Les situations où la perceuse n’est pas la bonne réponse
Certains chantiers sortent du domaine du bricolage domestique, et l’admettre avant de percer coûte moins cher que de le découvrir après.
Une barre d’appui destinée à supporter le poids d’une personne relève de ce cas. Sa fixation engage la sécurité, elle se calcule selon le support et se pose avec des chevilles chimiques ou traversantes, pas avec le contenu d’une pochette achetée en grande surface.
Le poids concentré pose la même question. Une colonne de douche ou un meuble suspendu chargé exerce une traction permanente sur deux ou trois points seulement, et la moindre erreur de cheville se solde par un arrachement, carreaux compris.

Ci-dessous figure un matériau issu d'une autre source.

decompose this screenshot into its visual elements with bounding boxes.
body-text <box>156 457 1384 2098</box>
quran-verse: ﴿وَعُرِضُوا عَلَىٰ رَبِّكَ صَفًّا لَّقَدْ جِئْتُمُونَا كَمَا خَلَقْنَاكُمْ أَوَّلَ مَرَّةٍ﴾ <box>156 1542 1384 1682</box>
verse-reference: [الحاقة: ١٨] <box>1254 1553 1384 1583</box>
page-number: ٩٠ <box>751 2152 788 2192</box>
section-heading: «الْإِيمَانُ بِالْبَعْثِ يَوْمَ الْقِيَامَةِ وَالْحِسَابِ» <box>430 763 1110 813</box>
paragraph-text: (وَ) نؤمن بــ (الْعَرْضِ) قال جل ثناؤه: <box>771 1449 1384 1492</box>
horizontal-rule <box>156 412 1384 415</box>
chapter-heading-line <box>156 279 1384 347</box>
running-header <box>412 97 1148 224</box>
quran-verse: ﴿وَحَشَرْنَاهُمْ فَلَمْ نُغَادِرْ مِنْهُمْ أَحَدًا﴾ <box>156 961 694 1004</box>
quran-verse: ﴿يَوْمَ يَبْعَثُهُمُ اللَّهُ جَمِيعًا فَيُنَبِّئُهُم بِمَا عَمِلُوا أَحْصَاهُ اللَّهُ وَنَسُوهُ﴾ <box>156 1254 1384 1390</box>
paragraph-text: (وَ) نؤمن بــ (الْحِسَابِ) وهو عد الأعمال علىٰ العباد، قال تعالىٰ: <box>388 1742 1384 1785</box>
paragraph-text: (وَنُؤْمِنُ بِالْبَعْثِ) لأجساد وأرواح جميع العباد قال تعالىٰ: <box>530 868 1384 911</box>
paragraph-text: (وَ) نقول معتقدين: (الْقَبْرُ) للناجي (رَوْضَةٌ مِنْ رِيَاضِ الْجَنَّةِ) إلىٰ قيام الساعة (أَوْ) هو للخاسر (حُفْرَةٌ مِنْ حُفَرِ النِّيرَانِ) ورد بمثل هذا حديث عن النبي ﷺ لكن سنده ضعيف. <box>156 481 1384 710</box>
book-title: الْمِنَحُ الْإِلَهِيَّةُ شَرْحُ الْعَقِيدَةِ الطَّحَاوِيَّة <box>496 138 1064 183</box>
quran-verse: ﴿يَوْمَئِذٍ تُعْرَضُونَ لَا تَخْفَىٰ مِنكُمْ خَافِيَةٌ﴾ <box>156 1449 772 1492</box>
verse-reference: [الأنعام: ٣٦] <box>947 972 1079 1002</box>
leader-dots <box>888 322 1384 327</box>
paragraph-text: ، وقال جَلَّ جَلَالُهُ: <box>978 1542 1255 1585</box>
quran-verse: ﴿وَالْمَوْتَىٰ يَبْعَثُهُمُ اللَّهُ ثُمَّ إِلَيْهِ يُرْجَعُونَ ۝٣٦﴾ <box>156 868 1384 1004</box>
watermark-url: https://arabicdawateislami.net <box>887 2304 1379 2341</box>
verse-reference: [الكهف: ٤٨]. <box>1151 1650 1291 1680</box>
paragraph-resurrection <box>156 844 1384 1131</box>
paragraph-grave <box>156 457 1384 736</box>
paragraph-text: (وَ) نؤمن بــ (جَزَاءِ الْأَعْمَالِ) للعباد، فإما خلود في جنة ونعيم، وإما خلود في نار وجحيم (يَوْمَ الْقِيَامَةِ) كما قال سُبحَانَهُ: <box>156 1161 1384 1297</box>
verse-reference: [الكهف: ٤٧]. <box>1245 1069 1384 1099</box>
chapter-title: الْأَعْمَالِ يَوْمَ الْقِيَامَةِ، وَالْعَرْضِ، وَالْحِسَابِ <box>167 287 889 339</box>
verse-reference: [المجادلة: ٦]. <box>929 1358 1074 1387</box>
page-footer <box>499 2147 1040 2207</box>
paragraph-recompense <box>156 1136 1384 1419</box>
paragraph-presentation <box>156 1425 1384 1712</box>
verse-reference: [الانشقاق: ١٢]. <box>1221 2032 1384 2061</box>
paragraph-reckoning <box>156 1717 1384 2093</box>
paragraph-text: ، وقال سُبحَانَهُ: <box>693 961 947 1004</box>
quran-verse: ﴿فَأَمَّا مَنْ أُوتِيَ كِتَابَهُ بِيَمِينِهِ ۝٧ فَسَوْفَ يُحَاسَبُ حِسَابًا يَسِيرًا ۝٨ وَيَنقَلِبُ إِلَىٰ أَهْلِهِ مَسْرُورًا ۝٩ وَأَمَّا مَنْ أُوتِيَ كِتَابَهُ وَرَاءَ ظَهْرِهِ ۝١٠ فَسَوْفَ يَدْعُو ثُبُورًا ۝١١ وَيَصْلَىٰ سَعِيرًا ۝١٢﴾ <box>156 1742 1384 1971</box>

Un mur ancien à faïence irremplaçable mérite lui aussi une pause. Casser un carreau d’une série arrêtée oblige à reprendre une paroi entière, alors qu’une fixation par adhésif de haute performance ou par ventouse suffit pour un porte-serviettes ou un support de pommeau de douche.
Dernière limite, la plus sérieuse : le doute sur ce qui circule dans le mur. Un perçage qui traverse une alimentation encastrée transforme une fixation de dix minutes en ouverture de cloison, avec coupure générale et séchage à la clé. Devant une paroi non documentée, à l’aplomb d’une arrivée d’eau, un artisan équipé d’un détecteur travaille dans le bon sens.
Ces réserves ne condamnent pas le travail amateur. Poser un porte-serviettes, un miroir léger ou une tablette sur une faïence saine reste à la portée de tout le monde, au même titre qu’installer un mitigeur de cuisine.

Prochaine étape : avant d’acheter le moindre foret, identifiez votre carreau. Un test de rayure discret dans un angle caché, derrière une machine à laver ou sous une tablette, dit en dix secondes si vous avez affaire à de la faïence tendre ou à du grès cérame. Cette réponse commande tout le reste.